The problem works as such: Given t strings, you make a profile matrix from the first k-mer in the first string, and then you look at the next string and using that profile matrix, you find the best k-mer match, and then you combine that k-mer with the one from the first string to make a new profile matrix, etc. You eventually do this for all k-mer windows in your first string of DNA. The way I did it was by making a probability profile matrix from the best k-mer groups in each case, and then multiplying the greatest probabilities in each column. This gives me a score, and if the next score is higher (thus, more probable) that group of k-mers is used. Below is my code:
def highest_probability(string, k, matrix):
score = 1
temp_string = ""
c = 0
best_string = ""
temp = 0
while c+k < len(string):
for i in range(c, c+k):
if string[i] == 'A':
score *= matrix[i-c]['A']
temp_string += 'A'
elif string[i] == 'C':
score *= matrix[i-c]['C']
temp_string += 'C'
elif string[i] == 'G':
score *= matrix[i-c]['G']
temp_string += 'G'
elif string[i] == 'T':
score *= matrix[i-c]['T']
temp_string += 'T'
if i == c+k-1:
if score >= temp:
temp = score
best_string = temp_string
temp_string=""
score=1
c+=1
print(best_string)
return best_string
def GreedyMotifSearch(DNA, k, t):
best_motifs = [i[0:k] for i in DNA]
score=0
c=0
while c+k<len(DNA[0]):
k_mer = DNA[0][c:c+k]
motif=[k_mer]
matrix = make_matrix(k_mer, matrix=[], i=0)
for i in range(1, t):
compare_string = DNA[i]
good_motif = highest_probability(compare_string, k, matrix)
motif.append(good_motif)
matrix = make_matrix(good_motif, matrix, i)
temp_score=1
for dictionary in matrix:
temp_score *= max(dictionary.values())
print(temp_score)
if temp_score > score:
score = temp_score
best_motifs = motif
c+=1
return best_motifs
def make_matrix(string, matrix, i):
if len(matrix)==0:
for ch in string:
new_dict = {'A':0, 'C':0, 'G':0, 'T':0}
new_dict[ch] = 1
matrix += [new_dict]
print(matrix)
return matrix
elif len(matrix)==3:
for j in range(len(string)):
matrix[j][string[j]] += 1
Sum = [sum(matrix[0].values()),sum(matrix[1].values()),sum(matrix[2].values())]
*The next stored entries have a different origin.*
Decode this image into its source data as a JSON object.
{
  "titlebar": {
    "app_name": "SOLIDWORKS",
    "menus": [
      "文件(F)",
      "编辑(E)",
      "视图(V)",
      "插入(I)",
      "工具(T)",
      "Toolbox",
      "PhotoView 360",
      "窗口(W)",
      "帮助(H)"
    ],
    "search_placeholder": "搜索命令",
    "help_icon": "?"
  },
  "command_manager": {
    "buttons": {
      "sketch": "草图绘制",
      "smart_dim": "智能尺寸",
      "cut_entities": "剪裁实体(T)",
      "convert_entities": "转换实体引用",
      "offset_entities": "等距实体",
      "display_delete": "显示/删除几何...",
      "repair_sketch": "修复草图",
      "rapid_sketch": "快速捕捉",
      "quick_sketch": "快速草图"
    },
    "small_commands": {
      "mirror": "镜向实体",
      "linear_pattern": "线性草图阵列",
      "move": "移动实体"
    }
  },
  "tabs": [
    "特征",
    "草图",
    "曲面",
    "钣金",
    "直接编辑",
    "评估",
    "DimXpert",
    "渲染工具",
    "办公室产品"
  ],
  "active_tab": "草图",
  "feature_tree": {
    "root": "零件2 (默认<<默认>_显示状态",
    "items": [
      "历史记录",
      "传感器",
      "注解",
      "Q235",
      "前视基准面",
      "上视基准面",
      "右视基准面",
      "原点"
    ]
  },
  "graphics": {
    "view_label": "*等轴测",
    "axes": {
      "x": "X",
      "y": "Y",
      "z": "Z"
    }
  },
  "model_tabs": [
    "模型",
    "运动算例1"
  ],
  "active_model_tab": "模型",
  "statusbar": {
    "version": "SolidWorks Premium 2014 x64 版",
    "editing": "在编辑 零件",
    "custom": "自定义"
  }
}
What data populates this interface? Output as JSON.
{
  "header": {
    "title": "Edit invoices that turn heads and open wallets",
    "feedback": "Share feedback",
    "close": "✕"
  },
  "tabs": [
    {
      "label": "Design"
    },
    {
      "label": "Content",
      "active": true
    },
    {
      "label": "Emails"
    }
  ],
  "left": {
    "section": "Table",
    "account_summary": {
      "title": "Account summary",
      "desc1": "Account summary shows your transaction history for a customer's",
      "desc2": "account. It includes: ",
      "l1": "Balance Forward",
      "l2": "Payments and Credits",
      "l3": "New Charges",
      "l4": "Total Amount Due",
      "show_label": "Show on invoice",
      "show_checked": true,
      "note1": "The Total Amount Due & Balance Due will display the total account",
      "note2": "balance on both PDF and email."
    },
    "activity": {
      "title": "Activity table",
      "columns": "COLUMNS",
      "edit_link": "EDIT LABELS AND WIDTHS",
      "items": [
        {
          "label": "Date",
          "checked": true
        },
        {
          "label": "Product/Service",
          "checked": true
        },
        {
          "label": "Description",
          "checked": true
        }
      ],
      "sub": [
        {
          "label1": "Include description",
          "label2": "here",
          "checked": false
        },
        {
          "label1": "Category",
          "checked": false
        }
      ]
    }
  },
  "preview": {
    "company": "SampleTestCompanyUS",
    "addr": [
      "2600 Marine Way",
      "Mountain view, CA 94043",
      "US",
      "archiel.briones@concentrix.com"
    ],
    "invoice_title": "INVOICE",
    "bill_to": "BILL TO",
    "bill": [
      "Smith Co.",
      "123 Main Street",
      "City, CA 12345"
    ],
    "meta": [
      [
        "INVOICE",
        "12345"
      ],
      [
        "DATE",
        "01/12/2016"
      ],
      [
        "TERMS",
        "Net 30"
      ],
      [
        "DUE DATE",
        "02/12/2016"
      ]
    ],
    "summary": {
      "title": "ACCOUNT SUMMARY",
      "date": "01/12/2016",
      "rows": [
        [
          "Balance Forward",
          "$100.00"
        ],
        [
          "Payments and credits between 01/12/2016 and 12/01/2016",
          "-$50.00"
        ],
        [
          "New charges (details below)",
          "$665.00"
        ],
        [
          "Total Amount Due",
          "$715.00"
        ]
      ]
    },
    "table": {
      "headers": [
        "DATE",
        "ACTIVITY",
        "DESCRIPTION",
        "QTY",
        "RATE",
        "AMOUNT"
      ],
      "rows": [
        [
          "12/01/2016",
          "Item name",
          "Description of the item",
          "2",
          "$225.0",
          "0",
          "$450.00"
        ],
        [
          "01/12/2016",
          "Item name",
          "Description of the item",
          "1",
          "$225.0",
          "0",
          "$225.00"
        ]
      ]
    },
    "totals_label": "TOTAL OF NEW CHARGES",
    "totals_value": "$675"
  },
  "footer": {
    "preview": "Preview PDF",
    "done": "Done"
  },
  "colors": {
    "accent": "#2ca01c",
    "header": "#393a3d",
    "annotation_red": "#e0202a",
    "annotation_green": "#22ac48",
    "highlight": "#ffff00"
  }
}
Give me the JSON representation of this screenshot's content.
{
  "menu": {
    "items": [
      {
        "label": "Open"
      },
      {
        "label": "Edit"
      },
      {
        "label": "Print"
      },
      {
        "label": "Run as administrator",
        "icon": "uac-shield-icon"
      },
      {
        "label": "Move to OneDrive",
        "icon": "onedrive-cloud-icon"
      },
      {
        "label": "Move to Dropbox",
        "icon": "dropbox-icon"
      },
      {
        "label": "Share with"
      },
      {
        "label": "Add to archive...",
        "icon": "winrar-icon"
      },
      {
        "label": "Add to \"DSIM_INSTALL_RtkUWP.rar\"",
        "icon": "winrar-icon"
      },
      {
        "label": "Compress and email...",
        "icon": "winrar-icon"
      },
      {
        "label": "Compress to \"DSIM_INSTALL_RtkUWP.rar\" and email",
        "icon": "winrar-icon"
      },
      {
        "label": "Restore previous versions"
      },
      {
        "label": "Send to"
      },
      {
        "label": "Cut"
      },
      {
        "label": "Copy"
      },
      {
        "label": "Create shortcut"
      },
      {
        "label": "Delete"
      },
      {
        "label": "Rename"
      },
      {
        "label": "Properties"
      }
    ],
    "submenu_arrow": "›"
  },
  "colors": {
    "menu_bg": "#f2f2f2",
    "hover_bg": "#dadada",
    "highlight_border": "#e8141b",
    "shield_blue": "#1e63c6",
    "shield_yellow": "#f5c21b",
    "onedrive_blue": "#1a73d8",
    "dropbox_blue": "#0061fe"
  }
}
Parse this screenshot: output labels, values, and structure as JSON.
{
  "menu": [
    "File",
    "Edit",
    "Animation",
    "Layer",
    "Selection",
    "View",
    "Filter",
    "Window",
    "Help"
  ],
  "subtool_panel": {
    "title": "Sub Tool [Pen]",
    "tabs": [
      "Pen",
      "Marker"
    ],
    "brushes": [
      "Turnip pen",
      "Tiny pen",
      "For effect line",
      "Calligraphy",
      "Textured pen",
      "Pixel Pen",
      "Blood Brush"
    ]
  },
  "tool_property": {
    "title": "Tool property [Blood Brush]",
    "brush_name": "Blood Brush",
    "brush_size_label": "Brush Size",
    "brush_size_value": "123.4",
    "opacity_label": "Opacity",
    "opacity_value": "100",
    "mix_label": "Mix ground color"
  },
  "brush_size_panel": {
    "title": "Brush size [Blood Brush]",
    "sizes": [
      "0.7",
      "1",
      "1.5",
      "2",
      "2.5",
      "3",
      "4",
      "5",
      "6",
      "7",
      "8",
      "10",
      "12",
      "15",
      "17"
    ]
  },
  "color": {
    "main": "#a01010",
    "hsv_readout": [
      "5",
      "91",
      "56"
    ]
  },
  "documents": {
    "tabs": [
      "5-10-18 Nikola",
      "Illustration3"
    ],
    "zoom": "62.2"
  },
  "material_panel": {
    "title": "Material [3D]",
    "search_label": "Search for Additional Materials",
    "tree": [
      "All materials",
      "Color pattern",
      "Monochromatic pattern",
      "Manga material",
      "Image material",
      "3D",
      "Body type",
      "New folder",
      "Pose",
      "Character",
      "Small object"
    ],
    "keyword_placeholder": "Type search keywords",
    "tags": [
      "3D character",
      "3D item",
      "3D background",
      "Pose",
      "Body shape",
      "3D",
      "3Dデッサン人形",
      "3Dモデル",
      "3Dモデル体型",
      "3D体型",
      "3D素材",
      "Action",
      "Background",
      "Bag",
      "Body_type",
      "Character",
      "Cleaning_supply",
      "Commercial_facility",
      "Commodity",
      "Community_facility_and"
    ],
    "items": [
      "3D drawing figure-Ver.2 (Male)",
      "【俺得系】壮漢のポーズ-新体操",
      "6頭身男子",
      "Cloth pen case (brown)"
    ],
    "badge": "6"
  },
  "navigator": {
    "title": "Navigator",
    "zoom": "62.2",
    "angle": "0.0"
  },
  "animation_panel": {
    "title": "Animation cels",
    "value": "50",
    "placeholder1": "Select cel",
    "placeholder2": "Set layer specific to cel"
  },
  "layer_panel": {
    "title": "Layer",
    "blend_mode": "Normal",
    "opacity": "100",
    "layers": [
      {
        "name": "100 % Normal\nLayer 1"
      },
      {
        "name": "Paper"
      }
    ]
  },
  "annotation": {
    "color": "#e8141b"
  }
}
for columns in range(len(matrix)):
for keys in matrix[columns]:
matrix[columns][keys] /= Sum[columns]
print(matrix)
return matrix
DNA=['GGCGTTCAGGCA',
'AAGAATCAGTCA',
'CAAGGAGTTCGC',
'CACGTCAATCAC',
'CAATAATATTCG']
k=3
t=5
print(GreedyMotifSearch(DNA, k, t))
The output gives me ['TTC', 'GTC', 'TTC', 'GTC', 'TTC'] which is equally correct to the answer given in the problem output which is TTC,ATC,TTC,ATC,TTC. Unfortunately, my answer is the last correct occurrence. I tried adjusting my highest_probability function with if score is greater than temp instead of greater or equal, but that gives me the answer ['GGC', '', '', '', ''] which I don't understand at all. My question is 1) Why is this the case? and 2) How can I fix this? And does anyone have a simpler way of doing this?